Conversation With A Hair Stylist
D. Harlan Wilson
". . . C an you believe they said that to me, my straight-and-narrow cousins? I really don't like my cousins. I could care less if they died, to tell you the truth. Seriously. Anyhow, I'm kind of artsy, kind of a creative spirit. What about you? I sense that in you, creativity. I sense everything in everyone. Take my receptionist, for instance. I mean, just take a look at her over there. You think she actually does any work around here? I'll tell you something: she doesn't. Oh, she likes to think that I think and that everyone else thinks she works all right, but I know the score, goddamn her. What a total loser. Really, when I'm over here at the wash basin, she just sits over there at the front desk with a bitchy look on her fat face and daydreams about her ugly boyfriend. I can see her in the mirror in the corner of the ceiling there, right now I can see her, doing nothing. See her? I get near her, though, and she makes with the scribbling pen and the stressed-out frowns and sighs. You see what I mean? I mean, you know what I'm talking about? That girl. What am I supposed to do with her? What do you think I should do? Hell with her, I say. She can go to hell, I say."

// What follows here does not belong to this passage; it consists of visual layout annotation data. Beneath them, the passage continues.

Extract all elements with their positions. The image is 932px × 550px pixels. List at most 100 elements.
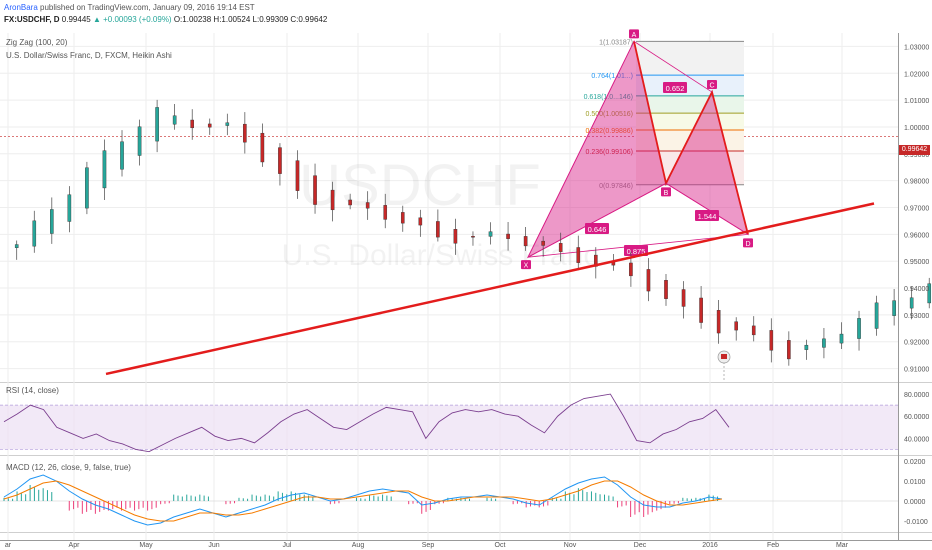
y-tick-label: 1.03000: [904, 44, 929, 51]
y-tick-label: 1.02000: [904, 71, 929, 78]
x-tick-label: Apr: [69, 542, 81, 549]
fib-band: [636, 130, 744, 151]
candle-body: [541, 240, 545, 246]
economic-event-marker: [717, 350, 731, 382]
last-price: 0.99445: [61, 15, 91, 24]
candle-body: [576, 247, 581, 263]
candle-body: [67, 194, 72, 222]
fibonacci-retracement[interactable]: 1(1.03187) 0.764(1.01...) 0.618(1.0...146)…: [584, 39, 744, 190]
candle-body: [225, 122, 230, 126]
candle-body: [207, 123, 212, 128]
x-tick-label: May: [139, 542, 153, 549]
candle-body: [243, 123, 247, 143]
macd-tick-label: 0.0000: [904, 499, 926, 506]
rsi-tick-label: 40.0000: [904, 436, 929, 443]
x-tick-label: 2016: [702, 542, 718, 549]
candle-body: [348, 199, 352, 206]
pattern-ratio-label: 1.544: [698, 212, 717, 221]
candle-body: [857, 318, 861, 339]
pattern-point-box: [707, 80, 717, 90]
fib-level-label: 0(0.97846): [599, 183, 633, 190]
candle-body: [400, 212, 405, 224]
trendline[interactable]: [105, 202, 875, 376]
candle-body: [260, 132, 265, 163]
support-trendline: [105, 202, 875, 376]
candle-body: [471, 236, 475, 238]
candle-body: [295, 160, 300, 191]
macd-tick-label: -0.0100: [904, 519, 928, 526]
x-tick-label: Mar: [836, 542, 849, 549]
candle-body: [681, 289, 686, 307]
pattern-ratio-box: [585, 223, 609, 234]
candle-body: [32, 220, 37, 247]
macd-pane: 0.0200 0.0100 0.0000 -0.0100: [0, 459, 928, 526]
macd-tick-label: 0.0200: [904, 459, 926, 466]
pattern-point-label: X: [524, 263, 529, 270]
current-price-tag: 0.99642: [899, 145, 930, 155]
pattern-ratio-label: 0.652: [666, 84, 685, 93]
flag-icon: [721, 354, 727, 359]
x-tick-label: ar: [5, 542, 12, 549]
author-link[interactable]: AronBara: [4, 3, 38, 12]
fib-band: [636, 95, 744, 114]
fib-level-label: 0.764(1.01...): [591, 73, 633, 80]
candle-body: [365, 202, 370, 209]
candle-body: [839, 333, 844, 344]
y-tick-label: 1.00000: [904, 125, 929, 132]
pattern-point-box: [629, 29, 639, 39]
pattern-ratio-label: 0.875: [627, 247, 646, 256]
fib-level-label: 1(1.03187): [599, 39, 633, 46]
pattern-point-box: [521, 260, 531, 270]
pattern-ratio-box: [624, 245, 648, 256]
x-tick-label: Feb: [767, 542, 779, 549]
y-tick-label: 0.93000: [904, 313, 929, 320]
macd-tick-label: 0.0100: [904, 479, 926, 486]
candle-body: [734, 321, 738, 331]
candle-body: [822, 338, 826, 348]
y-tick-label: 0.97000: [904, 206, 929, 213]
pattern-point-label: C: [709, 83, 714, 90]
x-tick-label: Dec: [634, 542, 647, 549]
fib-band: [636, 113, 744, 131]
candle-body: [716, 310, 721, 334]
fib-level-label: 0.500(1.00516): [586, 111, 633, 118]
x-tick-label: Oct: [495, 542, 506, 549]
pattern-point-label: B: [664, 190, 669, 197]
candle-body: [523, 236, 528, 247]
pattern-point-label: D: [745, 241, 750, 248]
axes: 1.03000 1.02000 1.01000 1.00000 0.99000 0.980…: [0, 33, 932, 549]
candle-body: [769, 330, 774, 351]
y-tick-label: 0.96000: [904, 232, 929, 239]
fib-band: [636, 41, 744, 76]
pattern-point-box: [661, 187, 671, 197]
y-tick-label: 0.91000: [904, 367, 929, 374]
candle-body: [383, 205, 388, 220]
harmonic-pattern[interactable]: X A B C D 0.652 0.646 1.544 0.875: [521, 29, 753, 270]
pattern-point-label: A: [632, 32, 637, 39]
fib-band: [636, 75, 744, 96]
publish-info: AronBara published on TradingView.com, J…: [4, 3, 255, 12]
macd-label: MACD (12, 26, close, 9, false, true): [6, 463, 131, 472]
candle-body: [190, 119, 195, 129]
candle-body: [787, 340, 791, 360]
watermark-symbol: USDCHF: [299, 153, 541, 218]
x-tick-label: Sep: [422, 542, 435, 549]
x-tick-label: Aug: [352, 542, 365, 549]
y-tick-label: 1.01000: [904, 98, 929, 105]
candle-body: [155, 107, 159, 142]
macd-line: [3, 474, 723, 526]
candle-body: [436, 221, 440, 238]
candle-body: [892, 300, 896, 316]
macd-signal-line: [3, 480, 723, 522]
candle-body: [506, 233, 510, 239]
x-tick-label: Nov: [564, 542, 577, 549]
ohlc-line: FX:USDCHF, D 0.99445 ▲ +0.00093 (+0.09%)…: [4, 15, 327, 24]
symbol-label: FX:USDCHF, D: [4, 15, 60, 24]
series-label: U.S. Dollar/Swiss Franc, D, FXCM, Heikin…: [6, 51, 172, 60]
candle-body: [699, 297, 703, 323]
grid-lines: [0, 33, 932, 540]
candle-body: [804, 344, 809, 350]
candle-body: [488, 231, 493, 237]
rsi-band: [0, 405, 898, 450]
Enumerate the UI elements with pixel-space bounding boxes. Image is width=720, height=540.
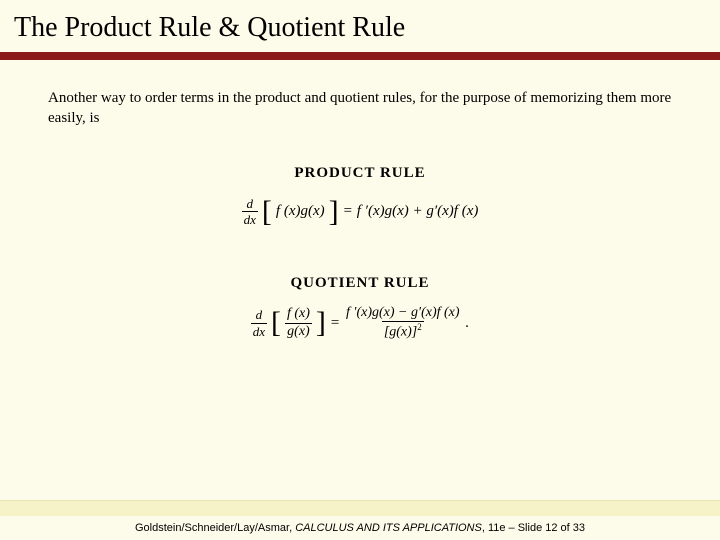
footer-bar bbox=[0, 500, 720, 516]
inner-den: g(x) bbox=[285, 323, 312, 340]
divider-bar bbox=[0, 52, 720, 60]
product-inside: f (x)g(x) bbox=[276, 203, 325, 220]
product-rhs: f ′(x)g(x) + g′(x)f (x) bbox=[357, 203, 479, 220]
rhs-den-exp: 2 bbox=[417, 322, 422, 332]
quotient-rule-heading: QUOTIENT RULE bbox=[48, 275, 672, 292]
inner-num: f (x) bbox=[285, 307, 312, 323]
footer-authors: Goldstein/Schneider/Lay/Asmar, bbox=[135, 522, 295, 534]
rhs-num: f ′(x)g(x) − g′(x)f (x) bbox=[344, 306, 462, 322]
right-bracket: ] bbox=[329, 197, 339, 227]
product-rule-formula: d dx [ f (x)g(x) ] = f ′(x)g(x) + g′(x)f… bbox=[48, 196, 672, 227]
ddx-fraction-q: d dx bbox=[251, 308, 267, 338]
content-area: Another way to order terms in the produc… bbox=[0, 60, 720, 341]
intro-text: Another way to order terms in the produc… bbox=[48, 88, 672, 129]
equals: = bbox=[343, 203, 353, 220]
footer-rest: , 11e – Slide 12 of 33 bbox=[482, 522, 585, 534]
left-bracket-q: [ bbox=[271, 308, 281, 338]
left-bracket: [ bbox=[262, 197, 272, 227]
page-title: The Product Rule & Quotient Rule bbox=[14, 12, 706, 44]
product-rule-heading: PRODUCT RULE bbox=[48, 165, 672, 182]
ddx-den: dx bbox=[242, 211, 258, 227]
equals-q: = bbox=[330, 315, 340, 332]
title-block: The Product Rule & Quotient Rule bbox=[0, 0, 720, 52]
ddx-fraction: d dx bbox=[242, 197, 258, 227]
rhs-fraction: f ′(x)g(x) − g′(x)f (x) [g(x)]2 bbox=[344, 306, 462, 341]
footer: Goldstein/Schneider/Lay/Asmar, CALCULUS … bbox=[0, 516, 720, 540]
right-bracket-q: ] bbox=[316, 308, 326, 338]
footer-book: CALCULUS AND ITS APPLICATIONS bbox=[295, 522, 482, 534]
ddx-num-q: d bbox=[254, 308, 265, 323]
rhs-den: [g(x)]2 bbox=[382, 321, 424, 340]
ddx-den-q: dx bbox=[251, 323, 267, 339]
ddx-num: d bbox=[245, 197, 256, 212]
quotient-rule-formula: d dx [ f (x) g(x) ] = f ′(x)g(x) − g′(x)… bbox=[48, 306, 672, 341]
period: . bbox=[466, 315, 470, 332]
rhs-den-base: [g(x)] bbox=[384, 325, 417, 340]
inner-fraction: f (x) g(x) bbox=[285, 307, 312, 339]
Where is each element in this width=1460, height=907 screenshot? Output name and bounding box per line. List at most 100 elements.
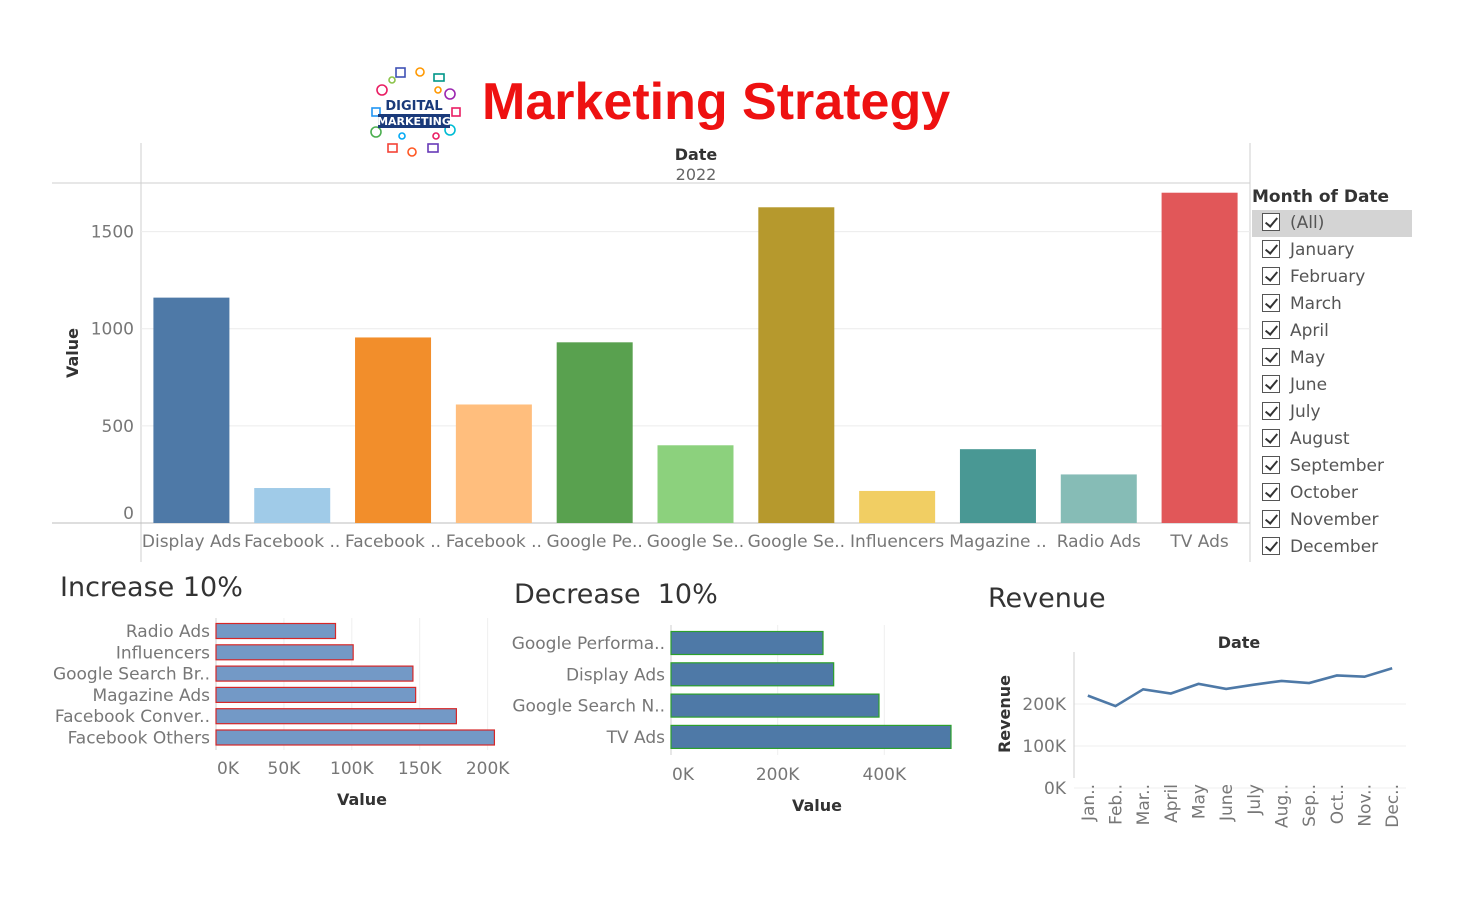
checkbox-icon[interactable] [1262,375,1280,393]
bar[interactable] [1060,474,1137,523]
filter-item[interactable]: (All) [1252,210,1412,237]
x-tick-label: Radio Ads [1057,532,1141,552]
x-tick-label: 0K [217,759,240,779]
filter-item-label: November [1290,510,1379,530]
filter-item[interactable]: October [1252,480,1422,507]
x-tick-label: Facebook .. [244,532,340,552]
checkbox-icon[interactable] [1262,510,1280,528]
y-tick-label: TV Ads [606,728,666,748]
bar[interactable] [215,622,337,640]
filter-item-label: August [1290,429,1350,449]
dashboard-title: Marketing Strategy [482,73,951,131]
digital-marketing-logo: DIGITAL MARKETING [362,60,466,164]
checkbox-icon[interactable] [1262,483,1280,501]
filter-item[interactable]: May [1252,345,1422,372]
y-tick-label: Radio Ads [126,622,210,642]
bar[interactable] [670,693,880,718]
checkbox-icon[interactable] [1262,456,1280,474]
bar[interactable] [1161,192,1238,523]
x-tick-label: TV Ads [1169,532,1229,552]
checkbox-icon[interactable] [1262,402,1280,420]
bar[interactable] [670,662,835,687]
x-tick-label: Facebook .. [446,532,542,552]
filter-item[interactable]: December [1252,534,1422,561]
x-tick-label: 200K [466,759,510,779]
revenue-chart-ylabel: Revenue [995,675,1014,753]
bar[interactable] [556,342,633,523]
bar[interactable] [657,445,734,523]
svg-text:MARKETING: MARKETING [377,115,451,128]
x-tick-label: Google Se.. [748,532,845,552]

This as she lathers up my thick hair with wintergreen-scented shampoo. But my head is so sharp. My head, beneath my hair, is in fact like a ball of wrapped-up barbed wire. And she soon realizes it. One moment she is mindlessly scrubbing away, the next she realizes that every last one of her fingertips is not only punctured, but maimed. "Ouch!" she abruptly chirps. "Ouch! That hurts me, you fiend!" But I am feeling so comfortable and relaxed now; I simply can't be bothered. My eyes and ears stay closed, my body soft and still as, despite herself, she finishes the job and rinses my hair out. Over on the not-so-comfy recliner in front of the mirror, then, I regard her reflection with simulated concern and say, "Forgive me." She says nothing. Staring at me slot-eyed, she wiggles her gory fingers at my reflection--blood dribbles onto and stains the long, thin bib I wear--and makes warped shapes with her orange, sun-dried lips. I feel nothing. Still, as if out of duty, I take her hands one at a time and suck hungrily on her fingertips, until they have shriveled up like rotten little onion stalks and she farts euphorically, and finally strikes up another conversation with herself.